Although our repository supports taking expected gradients with respect to ALL output classes (simply by using the code above in the single-output tasks),

it is more computationally efficient and more intuitive to take expected gradients with respect to the *true class*. That is, if you have an image of, say, a car,

you should take attributions with respect to the car output class. Our repository supports this as follows:

```
label_op = get_labels() #label_op should be a [batch_size] shaped tensor of integers specifying which class each input in input_op belongs to
output_op = model(input_op) #output_op is a [batch_size] shaped tensor of floats
+ expected_grads_op = explainer.shap_value_op(y_pred, cond_input_op, label_op)
```

This will return a tensor operation that represents attributions with respect to the true class of each example.

### 4: Training with an Attribution Prior

First, you need to define a loss function with respect to the `expected_grads_op`

tensor. You can look to the examples section of the README for some examples

of attribution priors, or you can read our original paper. For example, we use the total variation loss for images to get models with smoother explanations:

```
eg_loss_op = tf.reduce_mean(tf.image.total_variation(expected_grads_op))
eg_train_op = tf.train.AdamOptimizer(learning_rate).minimize(eg_loss_op)
```

Once you have an operation that trains your eg loss, you can call it alternating with your normal loss.
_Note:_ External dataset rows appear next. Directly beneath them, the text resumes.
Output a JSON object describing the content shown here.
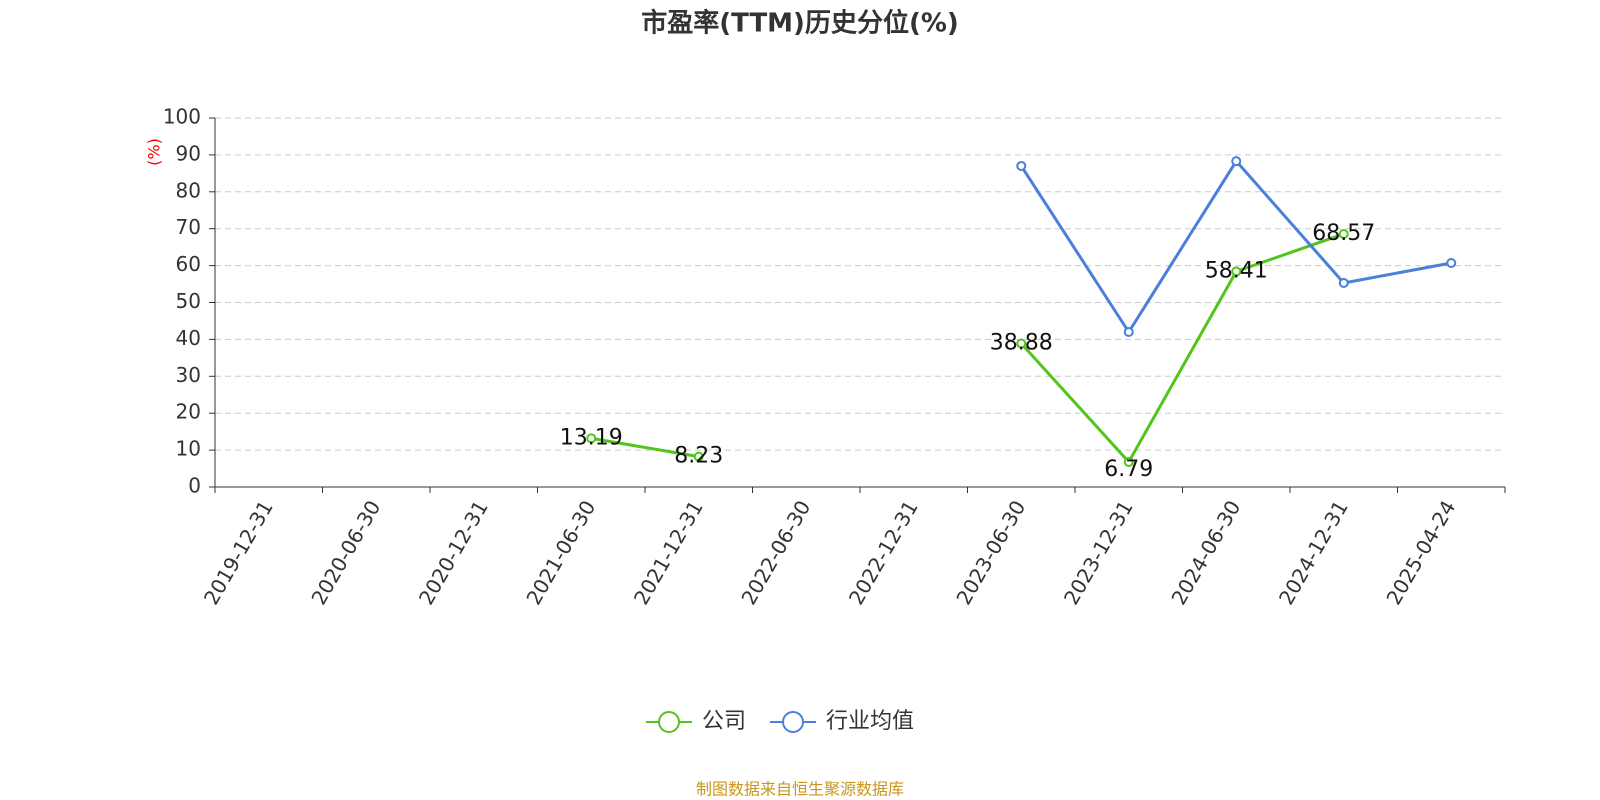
{
  "chart_data": {
    "type": "line",
    "title": "市盈率(TTM)历史分位(%)",
    "y_label": "(%)",
    "categories": [
      "2019-12-31",
      "2020-06-30",
      "2020-12-31",
      "2021-06-30",
      "2021-12-31",
      "2022-06-30",
      "2022-12-31",
      "2023-06-30",
      "2023-12-31",
      "2024-06-30",
      "2024-12-31",
      "2025-04-24"
    ],
    "series": [
      {
        "name": "公司",
        "color": "#52c41a",
        "values": [
          null,
          null,
          null,
          13.19,
          8.23,
          null,
          null,
          38.88,
          6.79,
          58.41,
          68.57,
          null
        ],
        "show_labels": true
      },
      {
        "name": "行业均值",
        "color": "#4a7fdc",
        "values": [
          null,
          null,
          null,
          null,
          null,
          null,
          null,
          87,
          42,
          88.3,
          55.3,
          60.7
        ],
        "show_labels": false
      }
    ],
    "ylim": [
      0,
      100
    ],
    "yticks": [
      0,
      10,
      20,
      30,
      40,
      50,
      60,
      70,
      80,
      90,
      100
    ],
    "grid": true,
    "source": "制图数据来自恒生聚源数据库"
  }
}
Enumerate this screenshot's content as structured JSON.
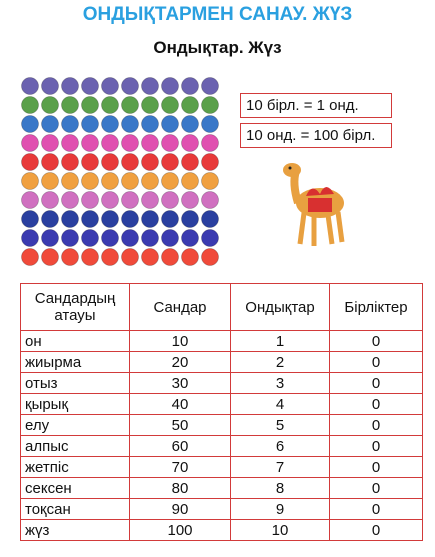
{
  "header": {
    "title": "ОНДЫҚТАРМЕН САНАУ. ЖҮЗ",
    "subtitle": "Ондықтар. Жүз"
  },
  "rules": [
    "10 бірл. = 1 онд.",
    "10 онд. = 100 бірл."
  ],
  "table": {
    "header": [
      "Сандардың атауы",
      "Сандар",
      "Ондықтар",
      "Бірліктер"
    ],
    "rows": [
      [
        "он",
        10,
        1,
        0
      ],
      [
        "жиырма",
        20,
        2,
        0
      ],
      [
        "отыз",
        30,
        3,
        0
      ],
      [
        "қырық",
        40,
        4,
        0
      ],
      [
        "елу",
        50,
        5,
        0
      ],
      [
        "алпыс",
        60,
        6,
        0
      ],
      [
        "жетпіс",
        70,
        7,
        0
      ],
      [
        "сексен",
        80,
        8,
        0
      ],
      [
        "тоқсан",
        90,
        9,
        0
      ],
      [
        "жүз",
        100,
        10,
        0
      ]
    ]
  }
}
If your code normally looks like this:

```
for i in range(num_training_steps):
sess.run(train_op)
```

Instead you should write:

```
for i in range(num_training_steps):
- sess.run(train_op)
+ batch_input, batch_labels, _ = sess.run([input_op, label_op, train_op])
+ sess.run(eg_train_op, feed_dict={train_eg: True,
+ input_op: batch_input,
+ label_op: batch_labels})
```

It is important that you set `train_eg: True`

when you are running any operation related to the expected gradients tensor.

If you do not do so, the code will give strange errors.

And that is all there is to it! Your code will simultaneously minimize

both your task objective and also whatever attribution prior you defined.